Qui a prononcé les paroles de la loi "aux personnes âgées"? C'était Dieu lui-même sur le mont Sinaï. Jésus ne cite pas une tradition déformée des Juifs. Il cite la Torah. Puis il établit l'offre contre une norme plus stricte: "Mais je vous le dis: qui est en colère contre son frère est coupable de jugement" (V.22). Selon la Torah, c'était peut-être bien l'intention, mais Jésus ne discute pas sur cette base. Il n'indique pas qui l'a autorisé à enseigner. Ce qu'il enseigne est vrai pour la simple raison qu'il est celui qui le dit.

Nous sommes jugés à cause de notre colère. Quelqu'un qui veut tuer ou veut la mort de quelqu'un d'autre est un meurtrier dans son cœur, même s'il ne peut ou ne veut pas le faire. Cependant, chaque colère n'est pas un péché. Jésus lui-même était parfois en colère. Mais Jésus le dit clairement: quiconque est en colère est soumis à la juridiction. Le principe est en mots durs; les exceptions ne sont pas listées. À ce stade, et ailleurs dans le sermon, nous constatons que Jésus formule ses demandes avec une extrême clarté. Nous ne pouvons pas prendre les déclarations du sermon et agir comme s'il n'y avait pas d'exceptions.

Jésus ajoute: "Mais celui qui dit à son frère: Vous n’êtes pas bon!

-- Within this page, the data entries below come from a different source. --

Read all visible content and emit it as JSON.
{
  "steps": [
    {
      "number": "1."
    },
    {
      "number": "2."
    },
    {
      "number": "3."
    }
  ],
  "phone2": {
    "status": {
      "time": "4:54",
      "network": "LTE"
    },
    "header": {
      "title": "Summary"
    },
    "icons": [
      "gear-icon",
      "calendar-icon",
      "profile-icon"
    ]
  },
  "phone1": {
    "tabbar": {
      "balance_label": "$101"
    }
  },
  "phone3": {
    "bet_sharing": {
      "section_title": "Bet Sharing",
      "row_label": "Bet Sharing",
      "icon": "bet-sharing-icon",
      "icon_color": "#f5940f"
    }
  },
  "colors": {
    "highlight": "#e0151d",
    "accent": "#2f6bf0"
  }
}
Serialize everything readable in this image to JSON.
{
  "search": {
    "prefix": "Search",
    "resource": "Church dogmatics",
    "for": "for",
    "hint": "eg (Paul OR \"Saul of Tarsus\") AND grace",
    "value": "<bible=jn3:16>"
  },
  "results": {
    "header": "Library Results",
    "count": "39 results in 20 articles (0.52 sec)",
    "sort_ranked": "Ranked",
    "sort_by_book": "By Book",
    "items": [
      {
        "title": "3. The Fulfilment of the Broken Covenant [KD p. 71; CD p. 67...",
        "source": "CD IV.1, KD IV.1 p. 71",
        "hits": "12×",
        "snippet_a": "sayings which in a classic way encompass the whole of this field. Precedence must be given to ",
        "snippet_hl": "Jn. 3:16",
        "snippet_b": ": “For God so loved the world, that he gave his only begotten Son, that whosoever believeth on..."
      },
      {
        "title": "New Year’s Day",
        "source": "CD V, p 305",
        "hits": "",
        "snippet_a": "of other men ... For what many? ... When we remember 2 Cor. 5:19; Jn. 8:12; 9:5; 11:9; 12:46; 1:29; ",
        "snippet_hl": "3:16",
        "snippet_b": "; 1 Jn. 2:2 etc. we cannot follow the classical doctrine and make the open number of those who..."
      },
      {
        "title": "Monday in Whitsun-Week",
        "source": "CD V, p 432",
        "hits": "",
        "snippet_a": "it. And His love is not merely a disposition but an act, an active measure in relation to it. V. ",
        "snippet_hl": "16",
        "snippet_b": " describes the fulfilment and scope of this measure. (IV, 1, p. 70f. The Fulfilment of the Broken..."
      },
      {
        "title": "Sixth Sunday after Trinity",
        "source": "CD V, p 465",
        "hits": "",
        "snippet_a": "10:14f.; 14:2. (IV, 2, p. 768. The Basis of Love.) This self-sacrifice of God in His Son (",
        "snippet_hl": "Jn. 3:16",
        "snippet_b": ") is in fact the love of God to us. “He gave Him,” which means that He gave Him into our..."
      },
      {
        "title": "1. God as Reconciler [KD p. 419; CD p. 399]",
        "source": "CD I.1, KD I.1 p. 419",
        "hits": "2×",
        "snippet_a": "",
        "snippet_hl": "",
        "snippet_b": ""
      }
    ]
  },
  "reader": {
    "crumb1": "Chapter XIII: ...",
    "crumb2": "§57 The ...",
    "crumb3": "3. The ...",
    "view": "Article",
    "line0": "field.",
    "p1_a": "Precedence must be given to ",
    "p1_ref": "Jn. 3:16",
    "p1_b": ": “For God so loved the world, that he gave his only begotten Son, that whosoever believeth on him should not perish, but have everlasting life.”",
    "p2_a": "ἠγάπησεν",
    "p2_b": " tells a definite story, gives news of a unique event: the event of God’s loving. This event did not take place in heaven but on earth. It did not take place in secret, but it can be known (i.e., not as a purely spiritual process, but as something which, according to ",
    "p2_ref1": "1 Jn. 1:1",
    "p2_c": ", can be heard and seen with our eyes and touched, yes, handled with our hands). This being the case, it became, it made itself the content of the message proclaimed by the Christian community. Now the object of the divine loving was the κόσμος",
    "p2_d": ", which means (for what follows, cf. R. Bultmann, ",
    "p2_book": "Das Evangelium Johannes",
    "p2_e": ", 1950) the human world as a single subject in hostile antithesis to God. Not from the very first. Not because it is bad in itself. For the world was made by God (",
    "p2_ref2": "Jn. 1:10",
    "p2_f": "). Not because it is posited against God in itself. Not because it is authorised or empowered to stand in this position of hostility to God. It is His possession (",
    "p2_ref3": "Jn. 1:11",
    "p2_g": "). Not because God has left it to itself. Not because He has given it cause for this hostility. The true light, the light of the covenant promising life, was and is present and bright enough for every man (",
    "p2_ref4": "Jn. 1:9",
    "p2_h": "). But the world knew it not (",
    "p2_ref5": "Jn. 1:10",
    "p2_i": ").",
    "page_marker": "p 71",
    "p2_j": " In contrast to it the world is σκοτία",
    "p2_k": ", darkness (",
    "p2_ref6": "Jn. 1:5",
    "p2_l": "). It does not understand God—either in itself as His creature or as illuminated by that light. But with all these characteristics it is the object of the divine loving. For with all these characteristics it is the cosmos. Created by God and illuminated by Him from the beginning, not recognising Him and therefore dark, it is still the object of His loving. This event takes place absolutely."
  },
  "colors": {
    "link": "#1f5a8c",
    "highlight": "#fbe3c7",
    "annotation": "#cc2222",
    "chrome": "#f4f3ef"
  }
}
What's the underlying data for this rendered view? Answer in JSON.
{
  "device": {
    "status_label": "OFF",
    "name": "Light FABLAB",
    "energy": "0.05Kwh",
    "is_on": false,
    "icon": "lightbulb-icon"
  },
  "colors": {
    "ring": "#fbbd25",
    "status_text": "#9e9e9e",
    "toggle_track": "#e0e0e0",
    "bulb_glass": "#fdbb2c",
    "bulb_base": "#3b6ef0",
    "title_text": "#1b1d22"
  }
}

Est coupable du conseil supérieur; mais celui qui dit: idiot! est coupable de feu infernal » (V.22). Jésus ne fait pas référence ici à de nouveaux cas de dirigeants juifs. Il est plus probable qu'il cite «inutile» une expression qui a déjà été enseignée par les scribes. Ensuite, Jésus dit que la punition pour les attitudes malveillantes va bien au-delà de celle du jugement du tribunal civil - elle va finalement au jugement dernier. Jésus lui-même a appelé les gens "des imbéciles" (Matthieu 23,17, avec le même mot grec). Nous ne pouvons pas utiliser ces termes comme des règles légalistes qui doivent être suivies à la lettre. Il s'agit de clarifier quelque chose. Le fait est que nous ne devons pas mépriser les autres. Ce principe dépasse le but de la Torah parce que la vraie justice caractérise le royaume de Dieu.

Jésus le montre clairement à travers deux paraboles: «Par conséquent: si vous sacrifiez votre don sur l'autel et là vous vous rendez compte que votre frère a quelque chose contre vous, laissez votre don là devant l'autel et allez d'abord et rattrapez-le avec votre frère, puis venez sacrifier Jésus a vécu à une époque où l'ancienne alliance était toujours en vigueur et sa réaffirmation des anciennes lois de l'alliance ne signifie pas qu'elles sont toujours en vigueur aujourd'hui. Sa parabole indique que les relations interpersonnelles valent plus que les victimes. Si quelqu'un a quelque chose contre toi (autorisé ou non), alors l'autre personne devrait faire le premier pas. Si ce n'est pas le cas, n'attendez pas; prendre l'initiative. Malheureusement, ce n'est pas toujours possible. Jésus ne donne pas de nouvelle loi, mais explique le principe en termes clairs: efforcez-vous de vous réconcilier.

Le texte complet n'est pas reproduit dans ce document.